Some would say Scholes is partly to blame for this whole mess, and Volcker dropped a couple of hints in that direction. Scholes didn’t exactly accept responsibility, but neither did he give a blindered, Chicago-style defense. For one thing, he cited John Maynard Keynes—still a nonperson to many of Scholes’s fellow Chicago Ph.Ds—arguing that we’re currently stuck in a situation where the financial system needs to deleverage, but its current deleveraging is causing asset values to plummet, meaning that it’s not succeeding in deleveraging at all (that is, debt is down, but so is the value of everybody’s capital, so leverage ratios aren’t declining). For another, he seemed to agree with one of the main criticisms of the Wall Street risk models that evolved in part from Black-Scholes—that they have some ability to capture the risks faced by one investor operating in a financial market that the investor is too small to influence, but aren’t much good at capturing the risks faced by the entire market. “Risk aggregation is not linear,” he said. “It’s nonlinear.” (This is what Chapter 13 of The Myth of the Rational Market is about. Doesn’t that sound exciting?)

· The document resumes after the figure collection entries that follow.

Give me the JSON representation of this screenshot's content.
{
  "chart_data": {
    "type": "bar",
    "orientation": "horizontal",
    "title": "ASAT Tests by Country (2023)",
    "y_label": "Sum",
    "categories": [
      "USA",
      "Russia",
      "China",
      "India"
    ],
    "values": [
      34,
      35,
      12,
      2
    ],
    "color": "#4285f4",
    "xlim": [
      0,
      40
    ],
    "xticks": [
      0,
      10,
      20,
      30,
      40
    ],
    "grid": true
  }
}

As the moderator, Volcker didn’t say all that much. He did talk for a bit, though, about how “maybe we ought to have a two-tier financial system,” with a heavily regulated “core part that I will for purposes of simplicity call commercial banking”  and a less-regulated outer realm of hedge funds, proprietary trading desks, and such. Hmmm, said Gapper, that “reminds me of something I once heard of called the Glass-Steagall Act.” This Glass-Steagall revivalism is happening all over. I’m even beginning to feel the spirit. But Gapper had an interesting question: “If you wanted to set up a new Glass-Steagall, where would you draw the line?”

Scholes finally got his free-market Chicago dander up over the possibility of synchronized global financial regulation—something that Volcker has been advocating as chairman of the Group of Thirty project on financial reform—sparking this entertaining exchange:

Scholes: If we internationalize everything, we end up with rules that stifle freedom and innovation. Mr. Sarkozy and others say our system has failed and we should adopt theirs. Do we want to become French?

Volcker: I’m not an acolyte of Mr. Sarkozy.

Gapper: Actually, the French banks are big derivatives users.

Volcker: The U.S. is no longer in a position to dictate to the rest of the world.